Infestation levels of Varroa destructor in local honey bees of Jordan.

Abstract: To determine Varroa mite infestation levels in Jordan, a survey covering 180 colonies of two bee types (Apis m. syriaca and Apis m. syriaca hybrids) from six locations of 4 climatic zones was conducted during August, 8 month after the last treatment. Sampled colonies had 8-10 frames covered with bees and 3-4 brood frames. Levels of infestation were determined on both adult worker bees and in sealed worker brood cells.

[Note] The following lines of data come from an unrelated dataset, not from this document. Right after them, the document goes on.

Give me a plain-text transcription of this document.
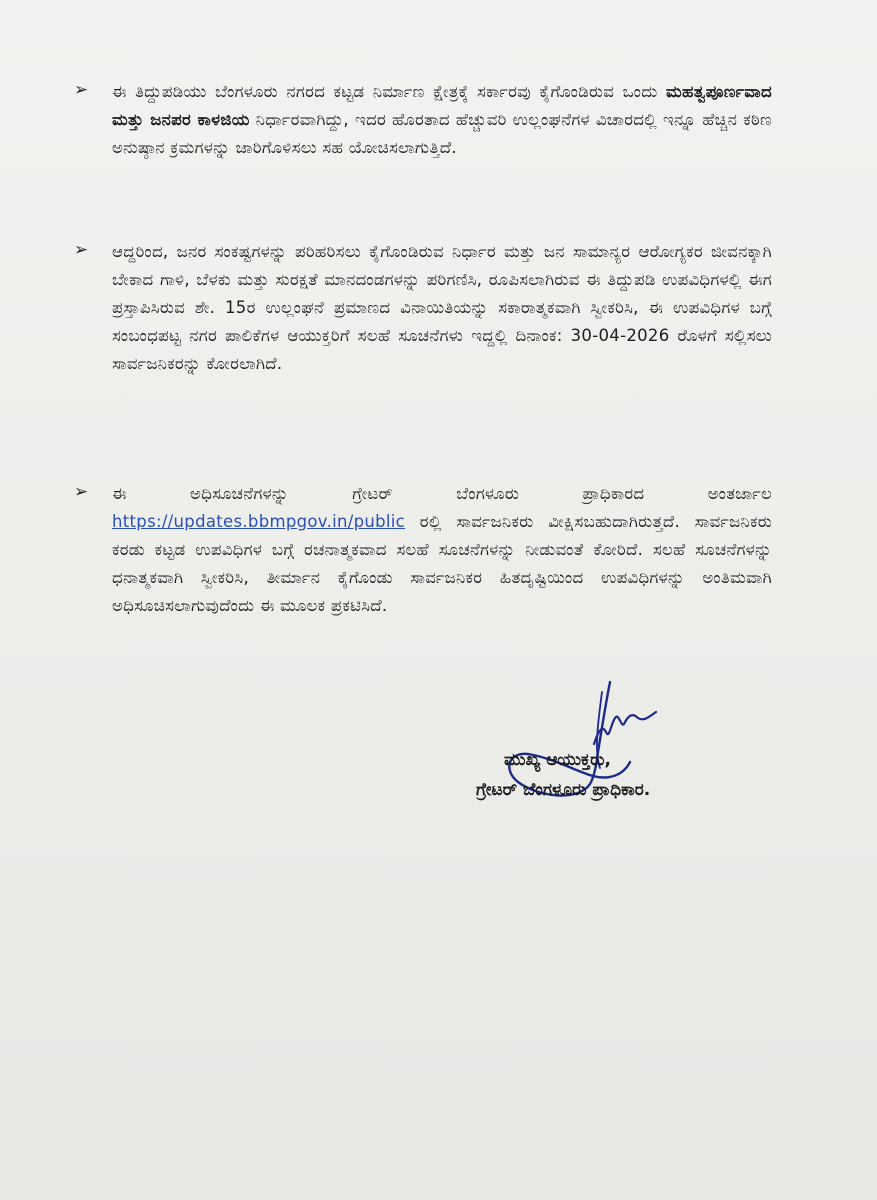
➢ ಈ ತಿದ್ದುಪಡಿಯು ಬೆಂಗಳೂರು ನಗರದ ಕಟ್ಟಡ ನಿರ್ಮಾಣ ಕ್ಷೇತ್ರಕ್ಕೆ ಸರ್ಕಾರವು ಕೈಗೊಂಡಿರುವ ಒಂದು ಮಹತ್ವಪೂರ್ಣವಾದ ಮತ್ತು ಜನಪರ ಕಾಳಜಿಯ ನಿರ್ಧಾರವಾಗಿದ್ದು, ಇದರ ಹೊರತಾದ ಹೆಚ್ಚುವರಿ ಉಲ್ಲಂಘನೆಗಳ ವಿಚಾರದಲ್ಲಿ ಇನ್ನೂ ಹೆಚ್ಚಿನ ಕಠಿಣ ಅನುಷ್ಠಾನ ಕ್ರಮಗಳನ್ನು ಜಾರಿಗೊಳಿಸಲು ಸಹ ಯೋಚಿಸಲಾಗುತ್ತಿದೆ.
➢ ಆದ್ದರಿಂದ, ಜನರ ಸಂಕಷ್ಟಗಳನ್ನು ಪರಿಹರಿಸಲು ಕೈಗೊಂಡಿರುವ ನಿರ್ಧಾರ ಮತ್ತು ಜನ ಸಾಮಾನ್ಯರ ಆರೋಗ್ಯಕರ ಜೀವನಕ್ಕಾಗಿ ಬೇಕಾದ ಗಾಳಿ, ಬೆಳಕು ಮತ್ತು ಸುರಕ್ಷತೆ ಮಾನದಂಡಗಳನ್ನು ಪರಿಗಣಿಸಿ, ರೂಪಿಸಲಾಗಿರುವ ಈ ತಿದ್ದುಪಡಿ ಉಪವಿಧಿಗಳಲ್ಲಿ ಈಗ ಪ್ರಸ್ತಾಪಿಸಿರುವ ಶೇ. 15ರ ಉಲ್ಲಂಘನೆ ಪ್ರಮಾಣದ ವಿನಾಯಿತಿಯನ್ನು ಸಕಾರಾತ್ಮಕವಾಗಿ ಸ್ವೀಕರಿಸಿ, ಈ ಉಪವಿಧಿಗಳ ಬಗ್ಗೆ ಸಂಬಂಧಪಟ್ಟ ನಗರ ಪಾಲಿಕೆಗಳ ಆಯುಕ್ತರಿಗೆ ಸಲಹೆ ಸೂಚನೆಗಳು ಇದ್ದಲ್ಲಿ ದಿನಾಂಕ: 30-04-2026 ರೊಳಗೆ ಸಲ್ಲಿಸಲು ಸಾರ್ವಜನಿಕರನ್ನು ಕೋರಲಾಗಿದೆ.
➢ ಈ ಅಧಿಸೂಚನೆಗಳನ್ನು ಗ್ರೇಟರ್ ಬೆಂಗಳೂರು ಪ್ರಾಧಿಕಾರದ ಅಂತರ್ಜಾಲ https://updates.bbmpgov.in/public ರಲ್ಲಿ ಸಾರ್ವಜನಿಕರು ವೀಕ್ಷಿಸಬಹುದಾಗಿರುತ್ತದೆ. ಸಾರ್ವಜನಿಕರು ಕರಡು ಕಟ್ಟಡ ಉಪವಿಧಿಗಳ ಬಗ್ಗೆ ರಚನಾತ್ಮಕವಾದ ಸಲಹೆ ಸೂಚನೆಗಳನ್ನು ನೀಡುವಂತೆ ಕೋರಿದೆ. ಸಲಹೆ ಸೂಚನೆಗಳನ್ನು ಧನಾತ್ಮಕವಾಗಿ ಸ್ವೀಕರಿಸಿ, ತೀರ್ಮಾನ ಕೈಗೊಂಡು ಸಾರ್ವಜನಿಕರ ಹಿತದೃಷ್ಟಿಯಿಂದ ಉಪವಿಧಿಗಳನ್ನು ಅಂತಿಮವಾಗಿ ಅಧಿಸೂಚಿಸಲಾಗುವುದೆಂದು ಈ ಮೂಲಕ ಪ್ರಕಟಿಸಿದೆ.
ಮುಖ್ಯ ಆಯುಕ್ತರು,
ಗ್ರೇಟರ್ ಬೆಂಗಳೂರು ಪ್ರಾಧಿಕಾರ.
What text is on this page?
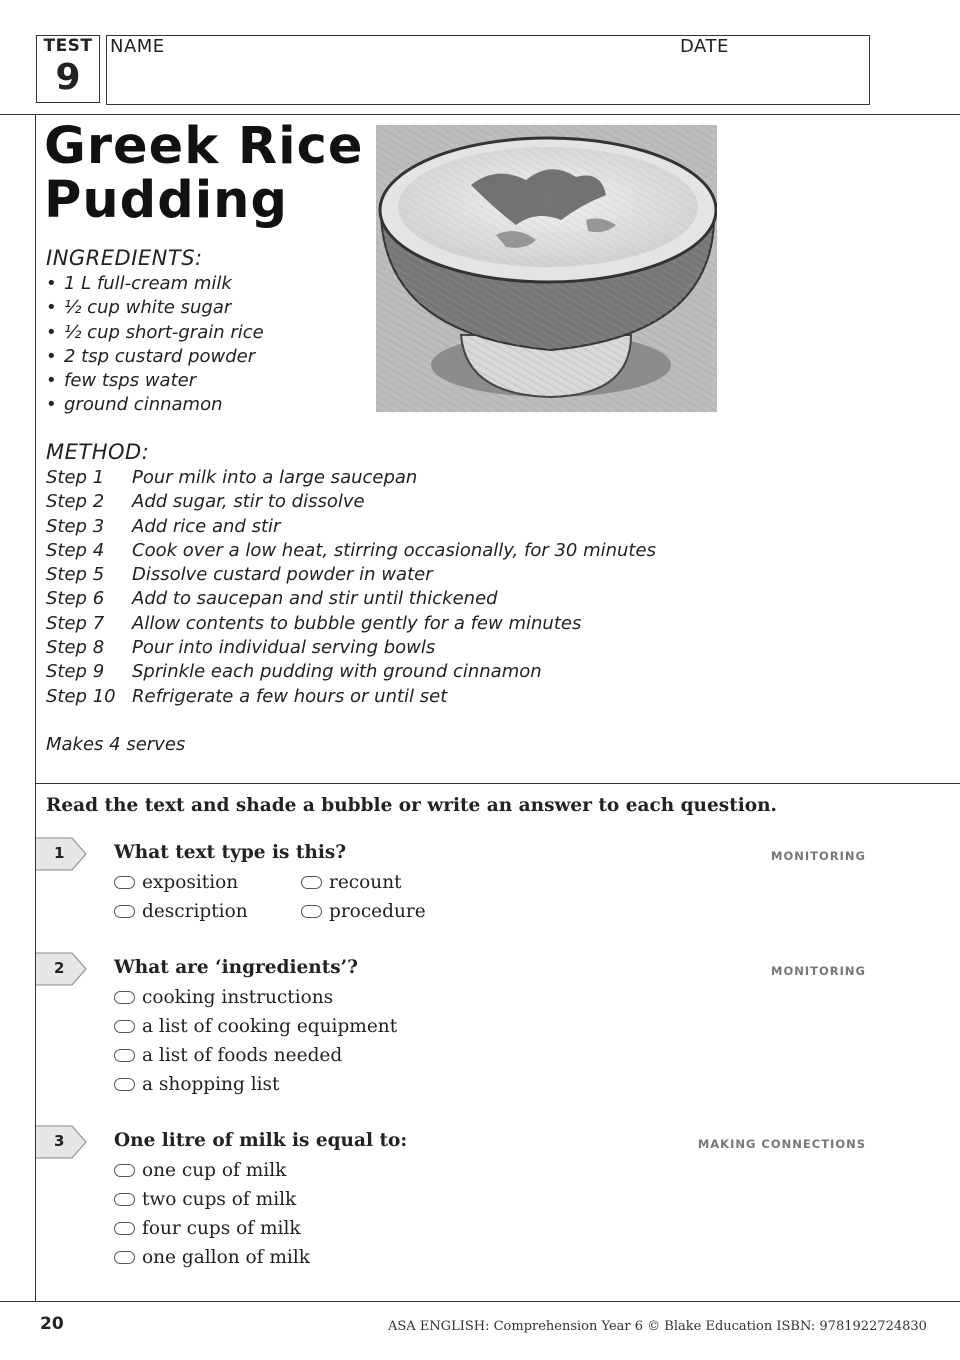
TEST
9
NAME	DATE
Greek Rice
Pudding
INGREDIENTS:
• 1 L full-cream milk
• ½ cup white sugar
• ½ cup short-grain rice
• 2 tsp custard powder
• few tsps water
• ground cinnamon
METHOD:
Step 1 Pour milk into a large saucepan
Step 2 Add sugar, stir to dissolve
Step 3 Add rice and stir
Step 4 Cook over a low heat, stirring occasionally, for 30 minutes
Step 5 Dissolve custard powder in water
Step 6 Add to saucepan and stir until thickened
Step 7 Allow contents to bubble gently for a few minutes
Step 8 Pour into individual serving bowls
Step 9 Sprinkle each pudding with ground cinnamon
Step 10 Refrigerate a few hours or until set
Makes 4 serves
Read the text and shade a bubble or write an answer to each question.
1	What text type is this?	MONITORING
exposition	recount
description	procedure
2	What are ‘ingredients’?	MONITORING
cooking instructions
a list of cooking equipment
a list of foods needed
a shopping list
3	One litre of milk is equal to:	MAKING CONNECTIONS
one cup of milk
two cups of milk
four cups of milk
one gallon of milk
20	ASA ENGLISH: Comprehension Year 6 © Blake Education ISBN: 9781922724830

Two-way ANOVA showed no significant differences due to bee type with average adult bee infestation of 10.9 % and 13.1 % on hybrid and local bee types, respectively. Average infestation levels in sealed brood worker cells were 37.6 % and 32.5 % in hybrid and local bee types, respectively. Differences in infestation levels on adult bees were significant due to location and ranged between 6.9 - 18.6 % in Daba'a (Desert climate) and Jerash (Dry Mediterranean), respectively. In sealed worker brood cells infestation levels ranged between 15.7 - 84.7 % in Baqa (Dry Mediterranean) and Jerash, respectively. This indicates clearly that the usual scheduled Varroa control practice by a single chemical treatment in autumn could be insufficient. Therefore, to prevent damages or even losses of colonies, including diagnosis of infestation rates as part of integrated Varroa management is highly recommended.